As the threaded rod 26 is tightened, the toothed wheel 12 is forced into mated relationship with the tapered bushing 14. Although Fig. 5 depicts a threaded rod having a head, other variations of threaded rods are sufficient for this embodiment. Fig 6 shows another embodiment of the invention. Fig 6 shows mating holes on either the first face 22 or the second face 24 of the assembly 10. This embodiment requires the use of a threaded rod 26 having a head 36. The hole is formed by the bushing groove 30, 34 and the toothed wheel groove 28, 32 becoming aligned. One of the grooves having a shoulder 54 adjacent the groove on the face 22, 24 of the assembly 10. The other groove containing threads 52, to receive a threaded rod 26. The head 36 of the threaded rod 26 is forced against the shoulder 54 of the groove containing the shoulder. The threads of the threaded rod 26 are in threaded connection with the threads 52 of the groove containing the threads. As the threaded rod 26 is tightened, the threads 52 pull the part of the assembly 10 having the threads in the grooves toward the head 36 of the threaded rod 26 and into mated relationship with the other part of the assembly 10. With this embodiment of the invention, the head 36 of the threaded rod 26 can be shouldered upon either an area adjacent the bushing groove 34 or the toothed wheel groove 28, with the opposite groove containing the threads 52.

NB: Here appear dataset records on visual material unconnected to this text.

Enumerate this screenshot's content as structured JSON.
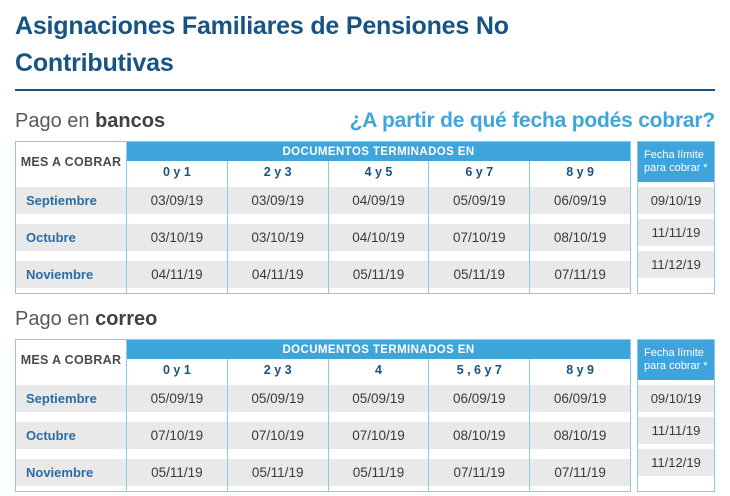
{
  "title": "Asignaciones Familiares de Pensiones No Contributivas",
  "question": "¿A partir de qué fecha podés cobrar?",
  "table_labels": {
    "month_col": "MES A COBRAR",
    "docs_header": "DOCUMENTOS TERMINADOS EN",
    "deadline_line1": "Fecha límite",
    "deadline_line2": "para cobrar *"
  },
  "colors": {
    "title_navy": "#175483",
    "accent_blue": "#3EA4DC",
    "border_light_blue": "#8FC9E9",
    "row_gray": "#E9E9E9",
    "month_blue": "#2A6CA5",
    "date_text": "#3A3A3A"
  },
  "sections": [
    {
      "heading_prefix": "Pago en ",
      "heading_bold": "bancos",
      "doc_columns": [
        "0 y 1",
        "2 y 3",
        "4 y 5",
        "6 y 7",
        "8 y 9"
      ],
      "rows": [
        {
          "month": "Septiembre",
          "dates": [
            "03/09/19",
            "03/09/19",
            "04/09/19",
            "05/09/19",
            "06/09/19"
          ],
          "deadline": "09/10/19"
        },
        {
          "month": "Octubre",
          "dates": [
            "03/10/19",
            "03/10/19",
            "04/10/19",
            "07/10/19",
            "08/10/19"
          ],
          "deadline": "11/11/19"
        },
        {
          "month": "Noviembre",
          "dates": [
            "04/11/19",
            "04/11/19",
            "05/11/19",
            "05/11/19",
            "07/11/19"
          ],
          "deadline": "11/12/19"
        }
      ]
    },
    {
      "heading_prefix": "Pago en ",
      "heading_bold": "correo",
      "doc_columns": [
        "0 y 1",
        "2 y 3",
        "4",
        "5 , 6 y 7",
        "8 y 9"
      ],
      "rows": [
        {
          "month": "Septiembre",
          "dates": [
            "05/09/19",
            "05/09/19",
            "05/09/19",
            "06/09/19",
            "06/09/19"
          ],
          "deadline": "09/10/19"
        },
        {
          "month": "Octubre",
          "dates": [
            "07/10/19",
            "07/10/19",
            "07/10/19",
            "08/10/19",
            "08/10/19"
          ],
          "deadline": "11/11/19"
        },
        {
          "month": "Noviembre",
          "dates": [
            "05/11/19",
            "05/11/19",
            "05/11/19",
            "07/11/19",
            "07/11/19"
          ],
          "deadline": "11/12/19"
        }
      ]
    }
  ]
}
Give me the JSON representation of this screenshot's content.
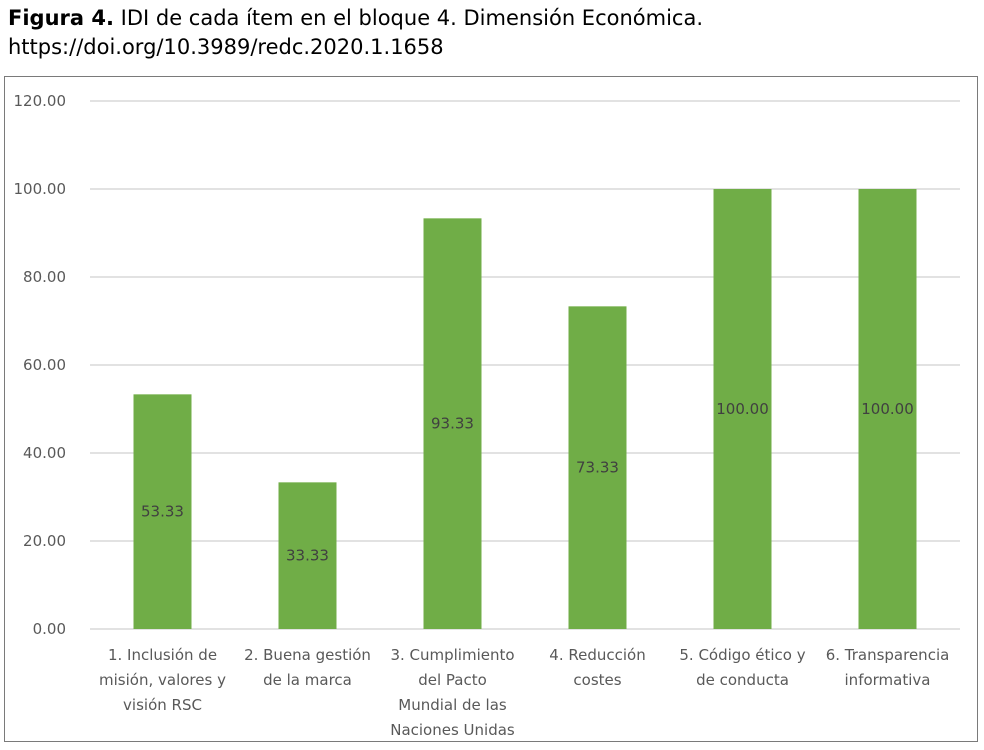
{
  "caption": {
    "label": "Figura 4.",
    "text": " IDI de cada ítem en el bloque 4. Dimensión Económica.",
    "doi": "https://doi.org/10.3989/redc.2020.1.1658"
  },
  "chart_data": {
    "type": "bar",
    "categories": [
      [
        "1. Inclusión de",
        "misión, valores y",
        "visión RSC"
      ],
      [
        "2. Buena gestión",
        "de la marca"
      ],
      [
        "3. Cumplimiento",
        "del Pacto",
        "Mundial de las",
        "Naciones Unidas"
      ],
      [
        "4. Reducción",
        "costes"
      ],
      [
        "5. Código ético y",
        "de conducta"
      ],
      [
        "6. Transparencia",
        "informativa"
      ]
    ],
    "values": [
      53.33,
      33.33,
      93.33,
      73.33,
      100.0,
      100.0
    ],
    "data_labels": [
      "53.33",
      "33.33",
      "93.33",
      "73.33",
      "100.00",
      "100.00"
    ],
    "y_ticks": [
      "0.00",
      "20.00",
      "40.00",
      "60.00",
      "80.00",
      "100.00",
      "120.00"
    ],
    "ylim": [
      0,
      120
    ],
    "grid": true,
    "legend": "none",
    "bar_color": "#70ad47",
    "grid_color": "#d9d9d9"
  }
}
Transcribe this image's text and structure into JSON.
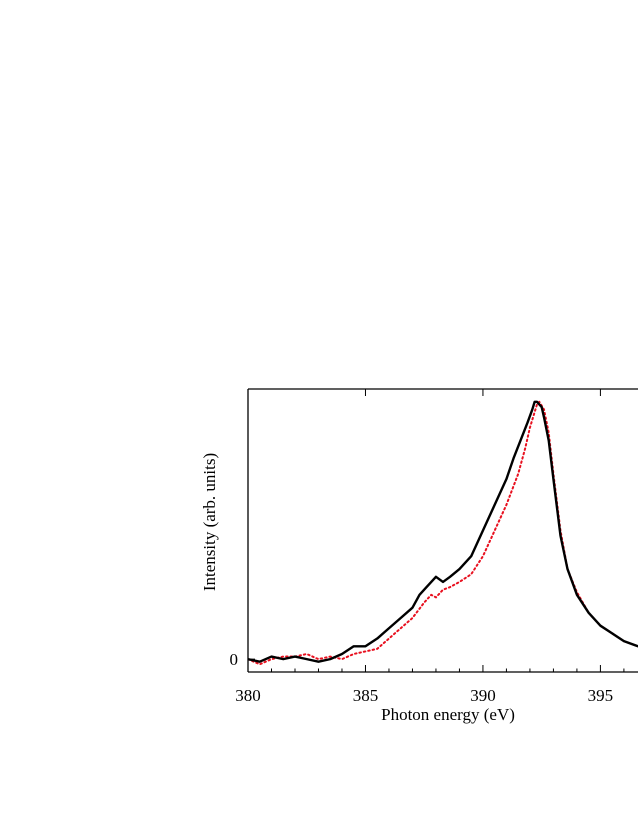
{
  "chart_data": {
    "type": "line",
    "title": "",
    "xlabel": "Photon energy (eV)",
    "ylabel": "Intensity (arb. units)",
    "xlim": [
      380,
      396.6
    ],
    "ylim": [
      -0.05,
      1.05
    ],
    "xticks": [
      380,
      385,
      390,
      395
    ],
    "xtick_labels": [
      "380",
      "385",
      "390",
      "395"
    ],
    "yticks": [
      0
    ],
    "ytick_labels": [
      "0"
    ],
    "grid": false,
    "legend": "none",
    "series": [
      {
        "color": "#000000",
        "style": "solid",
        "x": [
          380.0,
          380.5,
          381.0,
          381.5,
          382.0,
          382.5,
          383.0,
          383.5,
          384.0,
          384.5,
          385.0,
          385.5,
          386.0,
          386.5,
          387.0,
          387.3,
          387.6,
          387.8,
          388.0,
          388.3,
          388.6,
          389.0,
          389.5,
          390.0,
          390.5,
          391.0,
          391.3,
          391.6,
          391.9,
          392.1,
          392.2,
          392.3,
          392.4,
          392.5,
          392.6,
          392.8,
          393.0,
          393.3,
          393.6,
          394.0,
          394.5,
          395.0,
          395.5,
          396.0,
          396.6
        ],
        "y": [
          0.0,
          -0.01,
          0.01,
          0.0,
          0.01,
          0.0,
          -0.01,
          0.0,
          0.02,
          0.05,
          0.05,
          0.08,
          0.12,
          0.16,
          0.2,
          0.25,
          0.28,
          0.3,
          0.32,
          0.3,
          0.32,
          0.35,
          0.4,
          0.5,
          0.6,
          0.7,
          0.78,
          0.85,
          0.92,
          0.97,
          1.0,
          1.0,
          0.99,
          0.98,
          0.94,
          0.85,
          0.7,
          0.48,
          0.35,
          0.25,
          0.18,
          0.13,
          0.1,
          0.07,
          0.05
        ]
      },
      {
        "color": "#e8101f",
        "style": "dotted",
        "x": [
          380.0,
          380.5,
          381.0,
          381.5,
          382.0,
          382.5,
          383.0,
          383.5,
          384.0,
          384.5,
          385.0,
          385.5,
          386.0,
          386.5,
          387.0,
          387.5,
          387.8,
          388.0,
          388.3,
          388.6,
          389.0,
          389.5,
          390.0,
          390.5,
          391.0,
          391.5,
          391.8,
          392.0,
          392.2,
          392.3,
          392.4,
          392.6,
          392.8,
          393.0,
          393.3,
          393.6,
          394.0,
          394.5,
          395.0,
          395.5,
          396.0,
          396.6
        ],
        "y": [
          0.0,
          -0.02,
          0.0,
          0.01,
          0.01,
          0.02,
          0.0,
          0.01,
          0.0,
          0.02,
          0.03,
          0.04,
          0.08,
          0.12,
          0.16,
          0.22,
          0.25,
          0.24,
          0.27,
          0.28,
          0.3,
          0.33,
          0.4,
          0.5,
          0.6,
          0.72,
          0.82,
          0.9,
          0.96,
          0.99,
          1.0,
          0.97,
          0.88,
          0.72,
          0.5,
          0.35,
          0.26,
          0.18,
          0.13,
          0.1,
          0.07,
          0.05
        ]
      }
    ]
  }
}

Fig 7 represents an embodiment of a separation hole for either face 22, 24 of the assembly 10. The separation hole is formed by a bushing groove 30, 34 and a toothed wheel groove 28, 32 becoming aligned. One of the two grooves has a shoulder 54 adjacent the groove on the face 22, 24 of the assembly 10 for shouldering the head 36 of the threaded rod 26. The other groove has an open cavity 38 beginning at the face 22, 24 of the assembly 10 and extending partially along the groove. The second groove also has threads 52, to receive a threaded rod 26, located in the groove adjacent the cavity 38. When the threaded rod 26 with a head 36 is shouldered against the shoulder 54 adjacent one of the grooves and in threaded connection with the threads 52 of the other groove and the threaded rod 26 is tightened, the head 36 of the threaded rod 26 will push on the shoulder 54 of one groove while travelling into the open cavity 38 of the other groove forcing the bushing 14 and the toothed wheel 12 to separate.

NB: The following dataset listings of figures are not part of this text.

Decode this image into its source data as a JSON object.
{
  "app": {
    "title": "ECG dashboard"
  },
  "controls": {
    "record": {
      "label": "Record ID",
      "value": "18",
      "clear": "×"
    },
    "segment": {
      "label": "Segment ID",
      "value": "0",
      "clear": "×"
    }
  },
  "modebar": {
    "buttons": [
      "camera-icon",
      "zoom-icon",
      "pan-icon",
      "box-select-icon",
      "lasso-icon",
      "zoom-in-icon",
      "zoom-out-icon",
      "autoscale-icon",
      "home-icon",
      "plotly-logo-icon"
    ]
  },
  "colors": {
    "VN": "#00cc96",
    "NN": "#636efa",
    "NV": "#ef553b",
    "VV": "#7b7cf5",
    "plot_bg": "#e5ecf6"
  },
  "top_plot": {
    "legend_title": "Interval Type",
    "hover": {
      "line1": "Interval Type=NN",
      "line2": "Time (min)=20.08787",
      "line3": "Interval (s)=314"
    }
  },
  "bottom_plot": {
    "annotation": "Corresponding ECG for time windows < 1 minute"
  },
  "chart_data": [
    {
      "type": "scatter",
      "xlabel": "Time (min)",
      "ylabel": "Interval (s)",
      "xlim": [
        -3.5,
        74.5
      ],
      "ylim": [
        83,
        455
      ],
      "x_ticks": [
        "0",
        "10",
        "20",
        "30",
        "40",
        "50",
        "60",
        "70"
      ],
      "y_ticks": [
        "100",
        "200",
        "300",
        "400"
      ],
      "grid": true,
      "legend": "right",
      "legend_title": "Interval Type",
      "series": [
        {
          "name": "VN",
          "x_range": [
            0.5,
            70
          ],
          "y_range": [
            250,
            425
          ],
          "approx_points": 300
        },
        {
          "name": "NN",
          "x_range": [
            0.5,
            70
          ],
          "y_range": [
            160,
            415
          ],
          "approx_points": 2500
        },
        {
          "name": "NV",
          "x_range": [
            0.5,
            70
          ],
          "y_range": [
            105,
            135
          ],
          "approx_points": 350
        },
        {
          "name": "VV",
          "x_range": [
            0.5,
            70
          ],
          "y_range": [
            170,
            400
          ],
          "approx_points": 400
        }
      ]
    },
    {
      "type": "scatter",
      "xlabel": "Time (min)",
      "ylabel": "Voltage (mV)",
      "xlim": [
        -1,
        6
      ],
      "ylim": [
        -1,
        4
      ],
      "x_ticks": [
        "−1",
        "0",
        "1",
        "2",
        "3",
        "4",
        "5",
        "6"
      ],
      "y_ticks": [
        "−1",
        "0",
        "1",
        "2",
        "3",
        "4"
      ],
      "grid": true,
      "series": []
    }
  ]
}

Fig 8 shows a detailed view of an embodiment of the invention where the first hole Ht is interconnected to the second hole H2 by a passage 40. The passage 40 has a smaller cross- sectional area than the intersected holes themselves. This passage 40 can be centered between the holes as shown or located nearer a groove surface which forms the holes. In one form, the passage 40 may be formed by a bore used to aid in drilling the interconnected holes.